Objectives The responses of environmental factors and soil N₂O emissions to short-term straw return were analyzed for more accurate evaluation of the benefits of short-term straw return in terms of N₂O emissions under fertilization.

Methods A field trial was conducted in Guanzhong area, Shaanxi Province, from 2020 to 2021. The cropping system was winter wheat and summer maize rotation. A two-factor split-zone design was adopted, with the main factor of straw return (W1) and no return (W0), and the sub-factor of fertilization, composing 6 treatments, as: no fertilizer (W1, W0), nitrogen fertilizer (W1N, W0N) and nitrogen and phosphorus fertilizer (W1NP, W0NP). Soil water content, temperature, NO₃⁻-N, NH₄⁺-N, and available P content, N₂O emission fluxes were measured, crop yields were investigated, and the relationships between soil N₂O emissions and environmental factors were explored.

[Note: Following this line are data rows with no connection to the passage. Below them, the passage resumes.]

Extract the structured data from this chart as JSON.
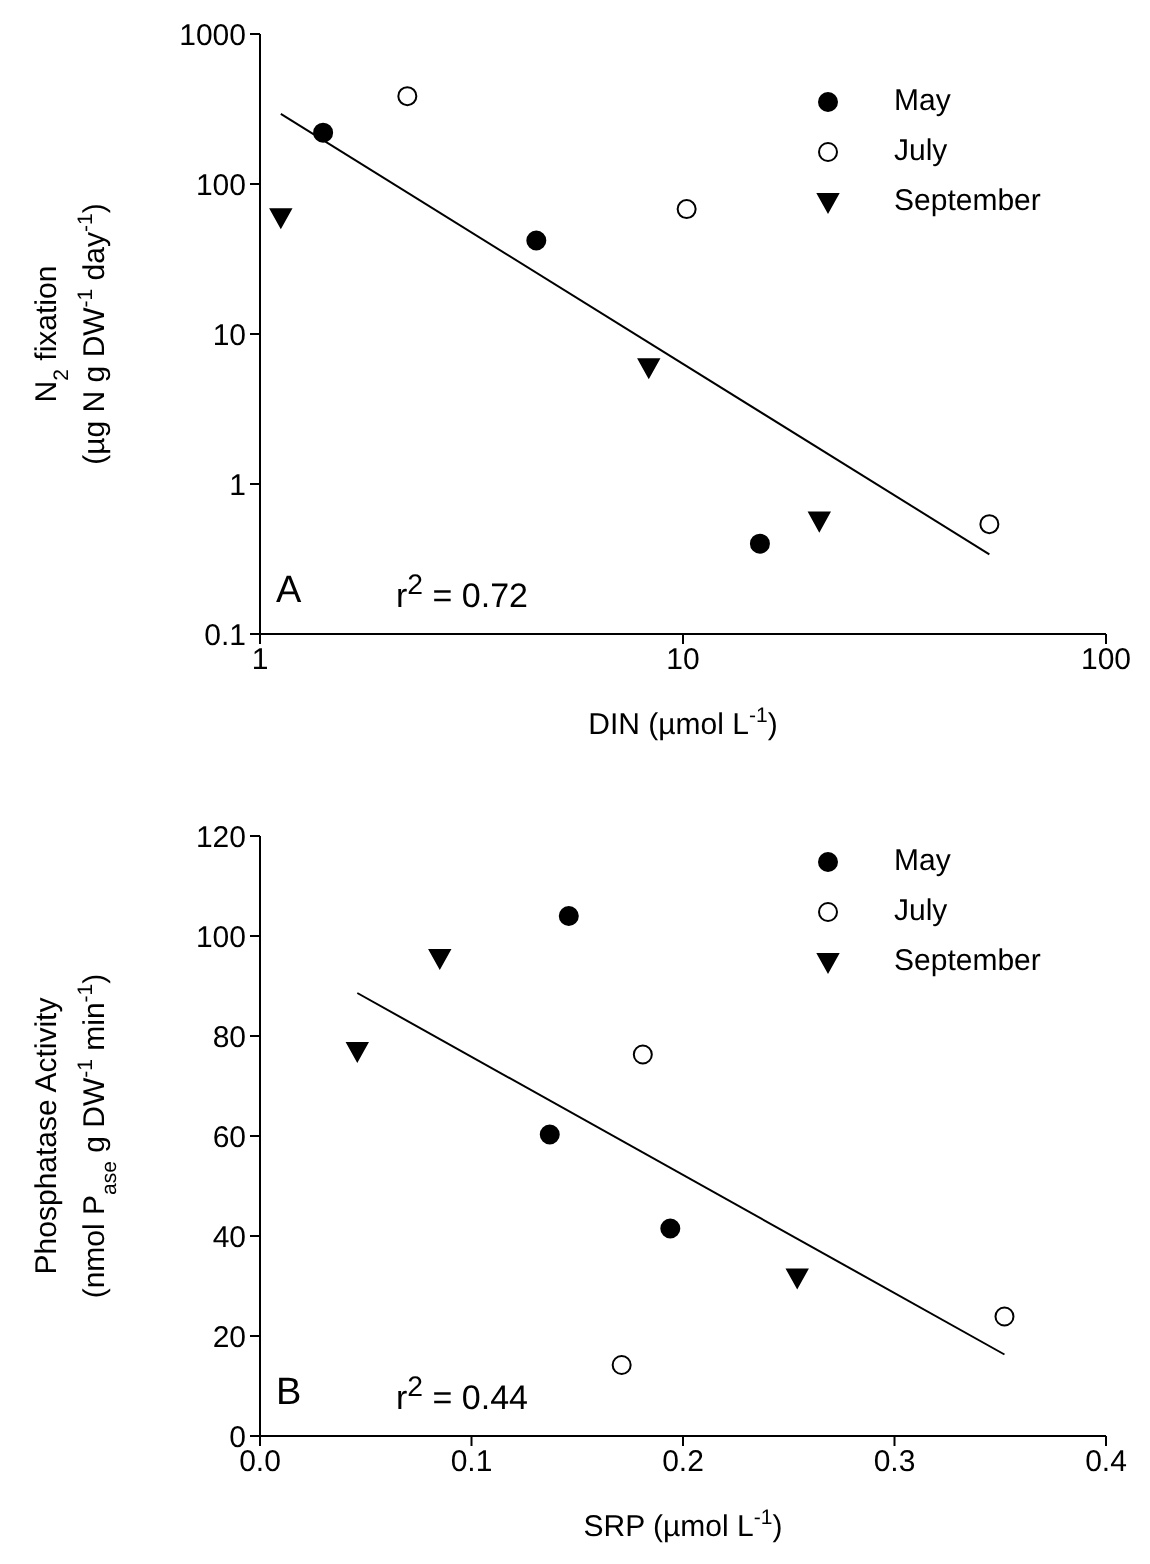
{
  "chart_data": [
    {
      "type": "scatter",
      "xlabel": "DIN (µmol L$^{-1}$)",
      "ylabel": "N$_{2}$ fixation\n(µg N g DW$^{-1}$ day$^{-1}$)",
      "log": "xy",
      "xlim": [
        1,
        100
      ],
      "xticks": [
        1,
        10,
        100
      ],
      "ylim": [
        0.1,
        1000
      ],
      "yticks": [
        0.1,
        1,
        10,
        100,
        1000
      ],
      "grid": false,
      "legend": "top right",
      "annotations": [
        "A",
        "r$^{2}$ = 0.72"
      ],
      "series": [
        {
          "name": "May",
          "color": "#000000",
          "marker": "circle",
          "x": [
            1.41,
            4.5,
            15.2
          ],
          "values": [
            220,
            42,
            0.4
          ]
        },
        {
          "name": "July",
          "color": "#ffffff",
          "marker": "circle",
          "x": [
            2.23,
            10.2,
            53
          ],
          "values": [
            385,
            68,
            0.54
          ]
        },
        {
          "name": "September",
          "color": "#000000",
          "marker": "triangle",
          "x": [
            1.12,
            8.3,
            21
          ],
          "values": [
            60,
            6,
            0.57
          ]
        },
        {
          "type": "line",
          "color": "#000000",
          "marker": "none",
          "x": [
            1.12,
            53
          ],
          "values": [
            293,
            0.34
          ]
        }
      ]
    },
    {
      "type": "scatter",
      "xlabel": "SRP (µmol L$^{-1}$)",
      "ylabel": "Phosphatase Activity\n(nmol P$_{ase}$ g DW$^{-1}$ min$^{-1}$)",
      "xlim": [
        0,
        0.4
      ],
      "xticks": [
        {
          "value": 0,
          "label": "0.0"
        },
        0.1,
        0.2,
        0.3,
        0.4
      ],
      "ylim": [
        0,
        120
      ],
      "yticks": [
        0,
        20,
        40,
        60,
        80,
        100,
        120
      ],
      "grid": false,
      "legend": "top right",
      "annotations": [
        "B",
        "r$^{2}$ = 0.44"
      ],
      "series": [
        {
          "name": "May",
          "color": "#000000",
          "marker": "circle",
          "x": [
            0.146,
            0.137,
            0.194
          ],
          "values": [
            104,
            60.3,
            41.5
          ]
        },
        {
          "name": "July",
          "color": "#ffffff",
          "marker": "circle",
          "x": [
            0.181,
            0.171,
            0.352
          ],
          "values": [
            76.3,
            14.2,
            23.9
          ]
        },
        {
          "name": "September",
          "color": "#000000",
          "marker": "triangle",
          "x": [
            0.046,
            0.085,
            0.254
          ],
          "values": [
            77,
            95.6,
            31.7
          ]
        },
        {
          "type": "line",
          "color": "#000000",
          "marker": "none",
          "x": [
            0.046,
            0.352
          ],
          "values": [
            88.6,
            16.3
          ]
        }
      ]
    }
  ]
}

Results The soil water content in W1 treatment was 1.1%–16.3% higher than in W0, and the peak soil NO₃^--N content in W1N treatment was 17.6%–30.5% higher than in W0N. The soil NO₃⁻-N and NH₄⁺-N contents of two N and two NP treatments first increased rapidly and then decreased slowly as the growth period progressed, and the peak soil NO₃⁻-N of N treatments was 17.0%−20.8% higher than that of NP treatment. The soil available P content in NP treatments increased rapidly and then decreased slowly as the growth period progressed, and significantly higher than those in no fertilizer and N treatments on average. The soil N₂O emission fluxes arrived peaks at 6 days and 12 days after fertilization in winter wheat and summer maize seasons, respectively. Compared with W0N and W0NP, W1N and W1NP increased the peak soil N₂O emissions by 5.0% and 38.5%, and the annually cumulative N₂O emissions by 291.13 g/hm² and 379.99 g/hm², respectively (P<0.05). The cumulative annual soil N₂O emission in treatment W1N was 298.14 g/hm² higher than in W1NP (P<0.05). W1NP decreased 2.43% and 298.14 g/hm² of the peak and cumulative annual N₂O emission, compare to W1N, while W0NP decreased 54.67% and 386.99 g/hm² of peak and cumulative annual N₂O emission, compared to W0N . Correlation analysis revealed that N₂O emission fluxes were positively correlated with soil temperature and water content in maze season, and NO₃⁻-N, NH₄⁺-N, and available P contents in both maize and wheat seasons (P<0.01). Under the same straw return condition, the N₂O emission intensity showed descent order of N fertilization, NP application, and no fertilization. Under the same fertilization, the N₂O emission intensity with straw return was higher than without straw return

Conclusions Whether straw was returned to the field or not, the combined N and P application was more effective in reducing cumulative N₂O emissions than N fertilizer alone, as the increased soil available P content and lower soil NO₃⁻-N peak content. Although straw returning to the field also increased the soil available phosphorus content in the short term, its higher soil moisture content and NO₃⁻-N content led to higher N₂O emission flux and cumulative N2O emissions from farmland. This short term adverse ecological impact should be considered in the evaluation of straw return.